Jessica B. Swencki of the Brunswick County schools in North Carolina knows a scam when she sees one. With the near total deregulation of charter schools in that state, the corporate charter chains are moving in to where it’s easy to run a school and skim huge profits.

Here’s the deal. A big for-profit operation finds a local board to act as its front during the application process.

One doesn’t have to look any further than the Eastern part of the state for a case study in how savvy companies use this loosely regulated system to pocket millions of taxpayer dollars.

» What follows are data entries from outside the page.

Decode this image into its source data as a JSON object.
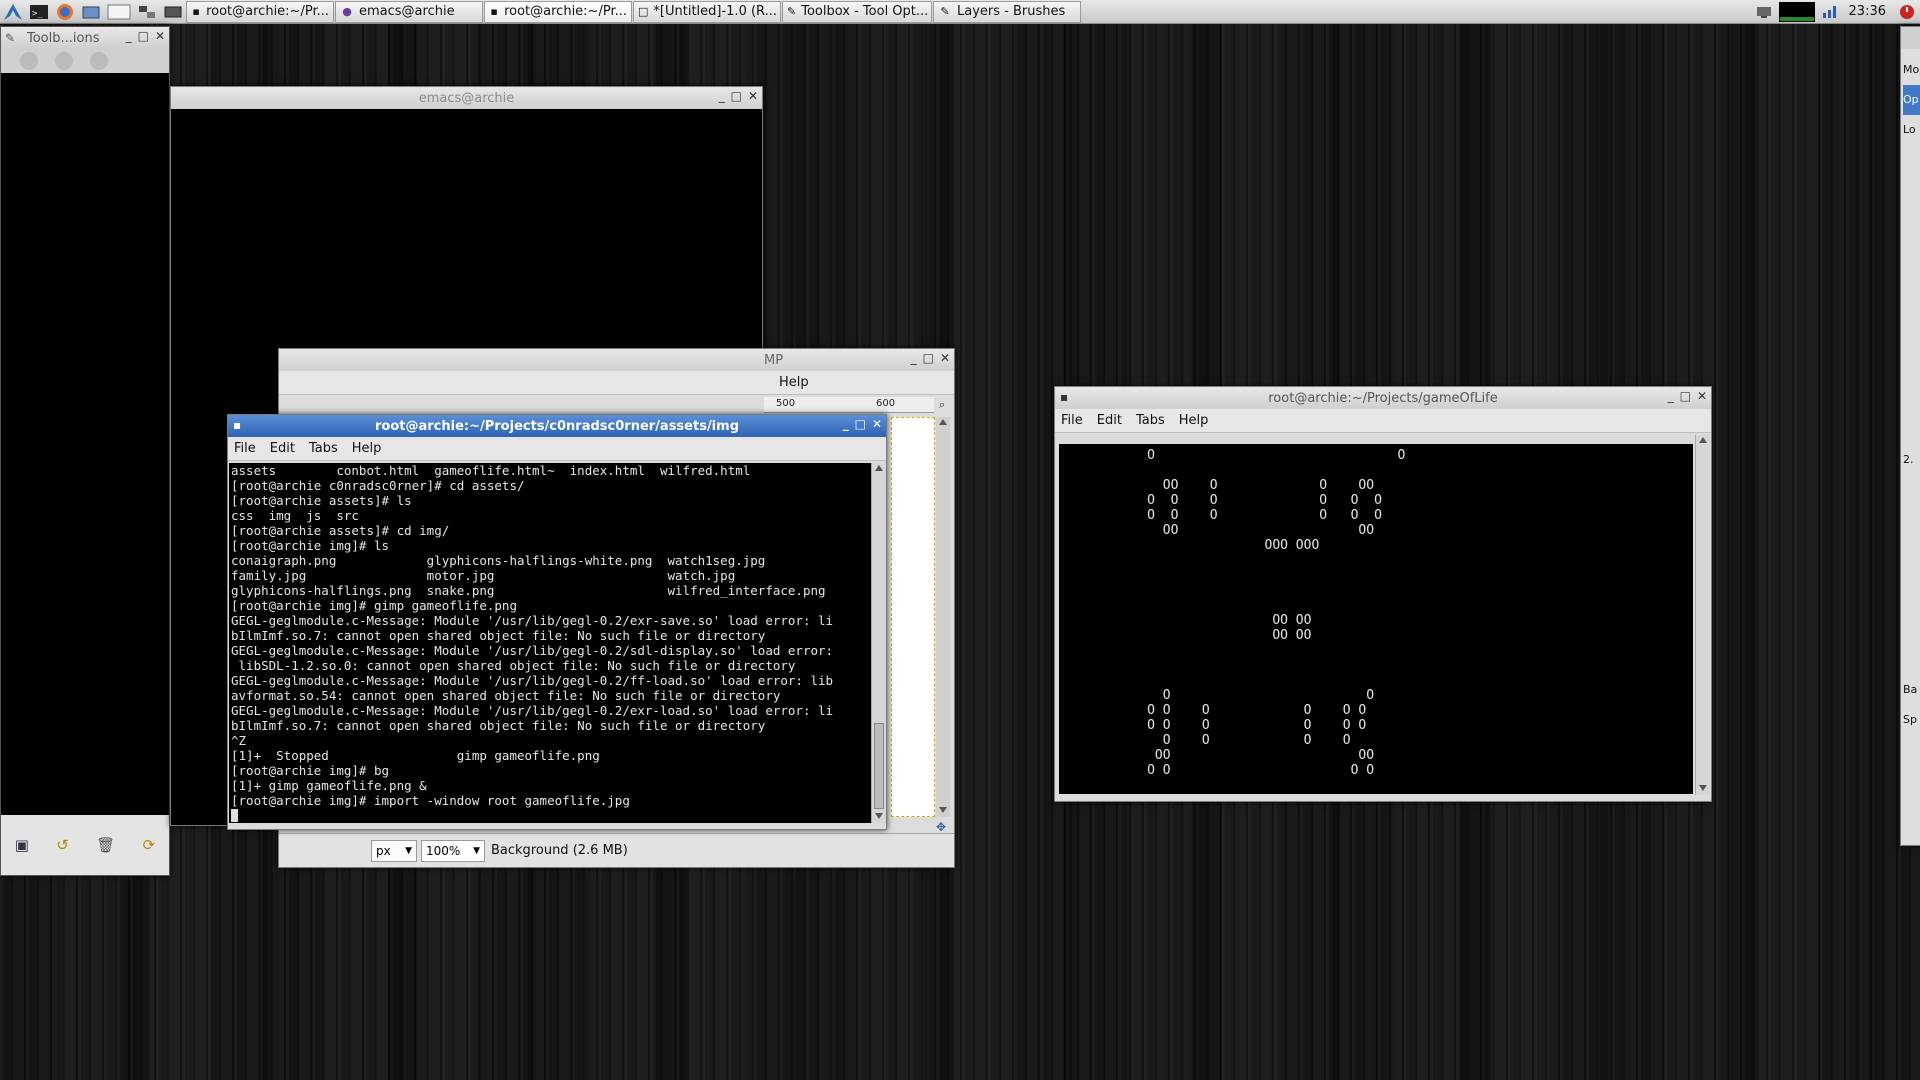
{
  "taskbar": {
    "tasks": [
      {
        "label": "root@archie:~/Pr..."
      },
      {
        "label": "emacs@archie"
      },
      {
        "label": "root@archie:~/Pr..."
      },
      {
        "label": "*[Untitled]-1.0 (R..."
      },
      {
        "label": "Toolbox - Tool Opt..."
      },
      {
        "label": "Layers - Brushes"
      }
    ],
    "clock": "23:36"
  },
  "toolbox_window": {
    "title": "Toolb...ions"
  },
  "emacs_window": {
    "title": "emacs@archie"
  },
  "gimp_partial": {
    "title": "MP",
    "menu_help": "Help",
    "ruler": [
      "500",
      "600"
    ],
    "unit": "px",
    "zoom": "100%",
    "layer_info": "Background (2.6 MB)"
  },
  "terminal_assets": {
    "title": "root@archie:~/Projects/c0nradsc0rner/assets/img",
    "menu": [
      "File",
      "Edit",
      "Tabs",
      "Help"
    ],
    "lines": [
      "assets        conbot.html  gameoflife.html~  index.html  wilfred.html",
      "[root@archie c0nradsc0rner]# cd assets/",
      "[root@archie assets]# ls",
      "css  img  js  src",
      "[root@archie assets]# cd img/",
      "[root@archie img]# ls",
      "conaigraph.png            glyphicons-halflings-white.png  watch1seg.jpg",
      "family.jpg                motor.jpg                       watch.jpg",
      "glyphicons-halflings.png  snake.png                       wilfred_interface.png",
      "[root@archie img]# gimp gameoflife.png",
      "GEGL-geglmodule.c-Message: Module '/usr/lib/gegl-0.2/exr-save.so' load error: li",
      "bIlmImf.so.7: cannot open shared object file: No such file or directory",
      "GEGL-geglmodule.c-Message: Module '/usr/lib/gegl-0.2/sdl-display.so' load error:",
      " libSDL-1.2.so.0: cannot open shared object file: No such file or directory",
      "GEGL-geglmodule.c-Message: Module '/usr/lib/gegl-0.2/ff-load.so' load error: lib",
      "avformat.so.54: cannot open shared object file: No such file or directory",
      "GEGL-geglmodule.c-Message: Module '/usr/lib/gegl-0.2/exr-load.so' load error: li",
      "bIlmImf.so.7: cannot open shared object file: No such file or directory",
      "^Z",
      "[1]+  Stopped                 gimp gameoflife.png",
      "[root@archie img]# bg",
      "[1]+ gimp gameoflife.png &",
      "[root@archie img]# import -window root gameoflife.jpg"
    ]
  },
  "terminal_gol": {
    "title": "root@archie:~/Projects/gameOfLife",
    "menu": [
      "File",
      "Edit",
      "Tabs",
      "Help"
    ],
    "lines": [
      "           O                               O",
      "",
      "             OO    O             O    OO",
      "           O  O    O             O   O  O",
      "           O  O    O             O   O  O",
      "             OO                       OO",
      "                          OOO OOO",
      "",
      "",
      "",
      "",
      "                           OO OO",
      "                           OO OO",
      "",
      "",
      "",
      "             O                         O",
      "           O O    O            O    O O",
      "           O O    O            O    O O",
      "             O    O            O    O",
      "            OO                        OO",
      "           O O                       O O"
    ]
  },
  "right_panel": {
    "labels": [
      "Mo",
      "Op",
      "Lo",
      "2.",
      "Ba",
      "Sp"
    ]
  }
}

Here’s how it works: A for-profit educational management organization “helps” the nonprofit board write the charter application. Once the charter is granted, the nonprofit board hires the same EMO to operate the charter school. The charter school pays the EMO sizable fees to “manage” the schools – those fees added up to over $15.7 million taxpayer dollars for one EMO in Eastern North Carolina over the past five years.

Coincidentally (or not), in at least one case, the founder of the EMO also happens to be the organizer of a second company that leases facilities and equipment to the charter school (i.e., landlord).

Now, remember, the nonprofit board hired the EMO to track and report all the financial data; and it is the EMO that advises the nonprofit board as to whether the landlord’s fees are reasonable. But don’t forget, the landlord also runs the EMO.

This deal got even sweeter for the landlord this summer when the General Assembly amended a statute. Now the landlord is no longer required to pay any state tax on the land the landlord rents to the charter school. I suppose from a business perspective nothing could be finer. Why isn’t this making headlines? Isn’t this illegal? Surprisingly, no. There is little to no public accountability for the financial decisions made by charter schools, and there is no transparency mandate from the General Assembly.

In a time of shrinking financial markets, charter schools remain an excellent marketplace for savvy corporations looking for consumers.